Lettre 1324 : Pierre Bayle à David Constant de Rebecque
[Rotterdam, le 14 novembre 1697]
J’ai la plus grande confusion du monde mon tres cher Monsieur de repondre si tard à votre belle, bonne et tres obligeante lettre du 30 e de juillet dernier [1]. J’enrage contre mon Diction[n]aire qui m’ote le loisir que je voudrois emploier à un commerce* regulier avec vous, la chose du monde la plus agreable, car il me semble qu’en vous ecrivant je regoute les plaisirs charman[t]s de votre conversation dont j’ai eu le bonheur de jouir tant de fois durant mon sejour à Cop[p]et.
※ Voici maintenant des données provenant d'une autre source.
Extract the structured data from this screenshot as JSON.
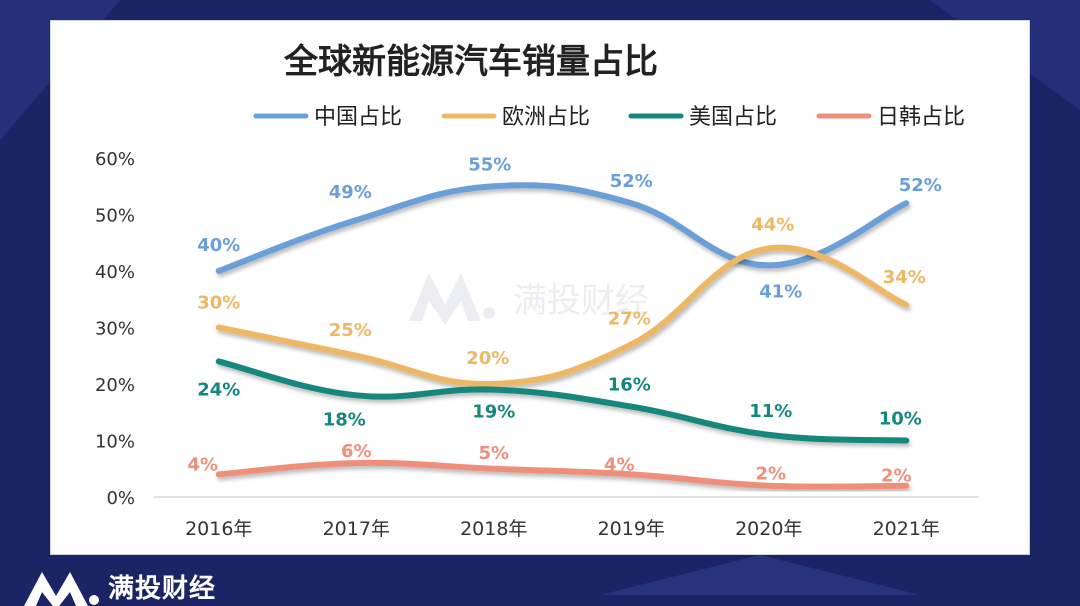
{
  "watermark": "满投财经",
  "brand": {
    "name": "满投财经"
  },
  "colors": {
    "background": "#1b2566",
    "china": "#6a9fd8",
    "europe": "#edb866",
    "usa": "#15877c",
    "japan_korea": "#ee8f7c",
    "axis_text": "#333333",
    "grid": "#d9d9d9"
  },
  "chart_data": {
    "type": "line",
    "title": "全球新能源汽车销量占比",
    "categories": [
      "2016年",
      "2017年",
      "2018年",
      "2019年",
      "2020年",
      "2021年"
    ],
    "yticks": [
      "0%",
      "10%",
      "20%",
      "30%",
      "40%",
      "50%",
      "60%"
    ],
    "ylim": [
      0,
      60
    ],
    "grid": false,
    "smooth": true,
    "legend_position": "top",
    "series": [
      {
        "name": "中国占比",
        "color": "#6a9fd8",
        "values": [
          40,
          49,
          55,
          52,
          41,
          52
        ],
        "labels": [
          "40%",
          "49%",
          "55%",
          "52%",
          "41%",
          "52%"
        ]
      },
      {
        "name": "欧洲占比",
        "color": "#edb866",
        "values": [
          30,
          25,
          20,
          27,
          44,
          34
        ],
        "labels": [
          "30%",
          "25%",
          "20%",
          "27%",
          "44%",
          "34%"
        ]
      },
      {
        "name": "美国占比",
        "color": "#15877c",
        "values": [
          24,
          18,
          19,
          16,
          11,
          10
        ],
        "labels": [
          "24%",
          "18%",
          "19%",
          "16%",
          "11%",
          "10%"
        ]
      },
      {
        "name": "日韩占比",
        "color": "#ee8f7c",
        "values": [
          4,
          6,
          5,
          4,
          2,
          2
        ],
        "labels": [
          "4%",
          "6%",
          "5%",
          "4%",
          "2%",
          "2%"
        ]
      }
    ]
  }
}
Il n’y a nulle flat[t]erie, je vous le proteste, dans le bien que je vous ai dit de Monsieur votre docteur [2] : soiez persuadé qu’il merite toute la tendresse que vous sentez pour lui, et qu’il s’a[c]quiert promptement l’estime de tous ceux qui le voient. J’aurois voulu qu’il m’eut fait savoir et de vos nouvelles et des siennes pendant qu’il a eté en campagne.
Vous ne sauriez croire l’inquietude où j’ai eté pendant 2 ou 3 jours apres avoir lu une tres fausse nouvelle dans une gazette flamande, que Mr le comte de Frise s’etoit noié en passant le Rhin et 30 personnes avec lui. Je craignois que Monsieur votre fils n’eut eté à sa suite alors, et cette pensée m’accabla vox famibus hasit [3]. J’ap[p]ris deux jours apres que la gazette se retractoit. Ce fut Monsieur Fatio votre parent [4] qui me donna cette agréable nouvelle alors qu’il m’ap[p]orta votre lettre du 2 e de septembre [5]. Il partit dès le lendemain pour Londres, mais il m’a promis de s’arreter quelque tem[p]s ici en repassant, et de me faire l’honneur de me venir voir. Je me ferai un plaisir extreme de sa conversation [et] de lui marquer ma sensibilité* singuliere pour tout ce à quoi vous prenez quelque interet. J’eus bien de la joie de son entretien, et il me combla de satisfaction en m’ap[p]renant des particularitez de votre etat, de votre bonne santé, et de celle de Mademoiselle votre chere epouse.
La decouverte que vous avez faite de quelques lettres de Beze [6] etc. me sera sans doute profitable. Je vous en remercie par avance mon tres cher ami.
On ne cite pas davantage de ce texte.